During his time at Roger Williams University (RWU) in Bristol, Rhode Island, Colton Pelletier built a robot that will help simplify data collection for research projects in the lab he worked in—and others—for years to come. Aiding in Colton’s success in the lab was NIGMS funding through the Institutional Development Award (IDeA) Networks of Biomedical Research Excellence (INBRE) program. INBRE funds statewide networks of higher education in IDeA states such as Rhode Island, which have historically received low levels of NIH funding. The program supports faculty research, mentoring, student participation in research, and research infrastructure by connecting primarily undergraduate institutions with research-intensive universities in the state.
Building Roti-Bot
During his sophomore year, Colton joined the Molecular Longevity Laboratory of Christopher Burtner, Ph.D. Researchers in the lab work to understand the genetic and biochemical components of aging and longevity—how long cells and organisms live—using research organisms like Caenorhabditis elegans (a roundworm) and Brachionus plicatilis (a microscopic aquatic animal, also known as a rotifer).
Colton started working on a project testing the ability of various medicines to lengthen the lifespan of rotifers, which is normally about 21 days. This work could help researchers understand the molecular changes that happen in advanced age in humans. But the project required Colton and his fellow researchers to check on the rotifers multiple times per day for the entire 3 weeks, so they decided to build a robot that would help automate the process.
They started with a preexisting robotic system called Worm-Bot that was developed by researchers at the University of Washington Healthy Aging and Longevity Research Institute in Seattle to answer similar questions in roundworms. Worm-Bot takes pictures of worms around the clock so researchers don’t have to check on them. Roundworms live in a semisolid media, but rotifers live in liquid media, which made the light from the robot’s camera too bright.
“Adapting Worm-Bot into Roti-Bot was the focus of my entire first summer in the lab. It took a lot of trial and error trying to find the conditions that allowed for the best images,” Colton says. With the help of 3D-printing experts at RWU, Colton designed and printed three different attachments to change how much light reached the dishes that the rotifers lived in.

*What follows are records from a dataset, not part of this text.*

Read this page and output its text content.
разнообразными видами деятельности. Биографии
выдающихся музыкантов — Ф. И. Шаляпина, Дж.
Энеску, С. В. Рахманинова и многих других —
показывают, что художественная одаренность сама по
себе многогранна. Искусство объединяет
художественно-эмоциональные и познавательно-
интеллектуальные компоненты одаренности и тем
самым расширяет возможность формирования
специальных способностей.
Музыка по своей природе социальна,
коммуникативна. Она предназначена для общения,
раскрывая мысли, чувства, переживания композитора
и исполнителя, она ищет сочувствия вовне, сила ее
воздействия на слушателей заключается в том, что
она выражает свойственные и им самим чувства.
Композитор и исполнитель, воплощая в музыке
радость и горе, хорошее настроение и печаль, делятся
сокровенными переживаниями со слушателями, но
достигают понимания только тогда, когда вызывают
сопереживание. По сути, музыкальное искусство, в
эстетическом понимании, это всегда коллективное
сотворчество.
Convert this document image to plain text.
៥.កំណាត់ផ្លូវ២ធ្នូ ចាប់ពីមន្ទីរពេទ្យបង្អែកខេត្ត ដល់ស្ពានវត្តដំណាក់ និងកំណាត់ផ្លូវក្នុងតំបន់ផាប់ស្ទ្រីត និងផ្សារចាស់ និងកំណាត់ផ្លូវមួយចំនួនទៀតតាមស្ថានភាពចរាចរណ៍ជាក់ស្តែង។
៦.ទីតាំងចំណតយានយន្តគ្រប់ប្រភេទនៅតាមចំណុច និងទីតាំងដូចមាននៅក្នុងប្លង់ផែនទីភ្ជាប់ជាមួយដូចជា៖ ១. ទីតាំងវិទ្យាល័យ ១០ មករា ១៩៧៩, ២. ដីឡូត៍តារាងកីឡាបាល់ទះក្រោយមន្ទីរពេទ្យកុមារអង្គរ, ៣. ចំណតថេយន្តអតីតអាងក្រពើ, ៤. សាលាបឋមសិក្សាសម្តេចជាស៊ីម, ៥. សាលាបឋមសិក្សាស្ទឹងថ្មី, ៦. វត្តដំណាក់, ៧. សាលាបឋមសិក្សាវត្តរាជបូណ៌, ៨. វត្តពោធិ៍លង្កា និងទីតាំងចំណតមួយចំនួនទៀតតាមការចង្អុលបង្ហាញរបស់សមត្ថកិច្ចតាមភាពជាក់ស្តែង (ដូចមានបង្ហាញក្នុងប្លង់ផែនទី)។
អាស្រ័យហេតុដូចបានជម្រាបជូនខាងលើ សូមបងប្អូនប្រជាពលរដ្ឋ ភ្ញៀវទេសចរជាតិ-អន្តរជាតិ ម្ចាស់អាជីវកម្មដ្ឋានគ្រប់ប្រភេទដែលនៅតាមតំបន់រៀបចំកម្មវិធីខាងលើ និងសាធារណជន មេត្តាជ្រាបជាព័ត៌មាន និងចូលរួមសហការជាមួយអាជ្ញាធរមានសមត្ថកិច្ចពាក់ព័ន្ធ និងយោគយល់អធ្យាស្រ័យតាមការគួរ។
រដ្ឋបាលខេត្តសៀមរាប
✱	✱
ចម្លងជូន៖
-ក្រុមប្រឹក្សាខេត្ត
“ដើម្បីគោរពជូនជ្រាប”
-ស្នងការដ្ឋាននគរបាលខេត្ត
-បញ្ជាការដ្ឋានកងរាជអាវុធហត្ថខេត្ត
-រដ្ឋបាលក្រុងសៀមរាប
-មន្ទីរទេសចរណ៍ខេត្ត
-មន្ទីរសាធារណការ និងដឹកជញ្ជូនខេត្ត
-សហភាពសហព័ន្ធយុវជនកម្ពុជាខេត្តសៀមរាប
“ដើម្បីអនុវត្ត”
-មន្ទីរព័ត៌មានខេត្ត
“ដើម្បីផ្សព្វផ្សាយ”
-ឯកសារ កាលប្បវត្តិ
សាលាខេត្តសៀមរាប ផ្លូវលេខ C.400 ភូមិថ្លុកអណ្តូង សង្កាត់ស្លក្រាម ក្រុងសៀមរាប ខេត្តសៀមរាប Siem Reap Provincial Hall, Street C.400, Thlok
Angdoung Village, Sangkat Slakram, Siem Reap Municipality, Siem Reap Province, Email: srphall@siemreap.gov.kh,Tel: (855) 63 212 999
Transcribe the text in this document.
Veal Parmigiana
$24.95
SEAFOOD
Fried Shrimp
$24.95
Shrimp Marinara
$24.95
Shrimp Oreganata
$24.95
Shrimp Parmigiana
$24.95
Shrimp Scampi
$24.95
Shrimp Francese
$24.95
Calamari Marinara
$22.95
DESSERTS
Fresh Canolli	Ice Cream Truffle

With these adjustments, Roti-Bot was born. Every 30 minutes, it takes two images of each dish 5 seconds apart. If a rotifer is alive, it will move during the 5 seconds between images, allowing a researcher to compare the images to determine how many rotifers are still alive. However, Roti-Bot created too many pictures for Colton and his lab mates to look at manually. With the help of Hum Nath Bhandari, Ph.D., an assistant professor in mathematics at RWU, they wrote a computer program that overlays the image pairs and performs image subtraction to highlight where the images differ.
But the optimization didn’t stop there. To avoid needing to manually review thousands of image-subtraction photos, Colton and Dr. Bhandari used a machine learning algorithm. The algorithm produces a count of living rotifers from the output of the image subtraction step and exports the data into a spreadsheet—all without human intervention. “We’re able to run experiments comparing the lifespans of rotifers growing in the presence of various medicines, and in the end, we get great graphs of lifespans essentially without looking under the microscope,” Colton says.
He has seen some promising early results—one medicine extended rotifer lifespan past 21 days, which opens the door for researchers to further investigate the medicine, including how it may be altering longevity at the molecular level. Naturally, Colton is excited about his results. “Part of verifying that rotifers are good models for aging studies is showing that medicines that extend lifespans in other models, like roundworms, also extend lifespan in rotifers, and we accomplished that. We’ve shown that Roti-Bot is an effective system for these research questions.”
Colton graduated from RWU in the spring of 2024 with majors in biology and applied mathematics, but the other members of his lab have continued to work on his project. In the fall, he’ll start graduate school to pursue a Ph.D. in molecular cell biology and neuroscience at Rowan University in Glassboro, New Jersey. He hopes one day to have his own lab and the opportunity to teach.
Colton was supported by the NIGMS-funded Rhode Island INBRE through grant P20GM103430.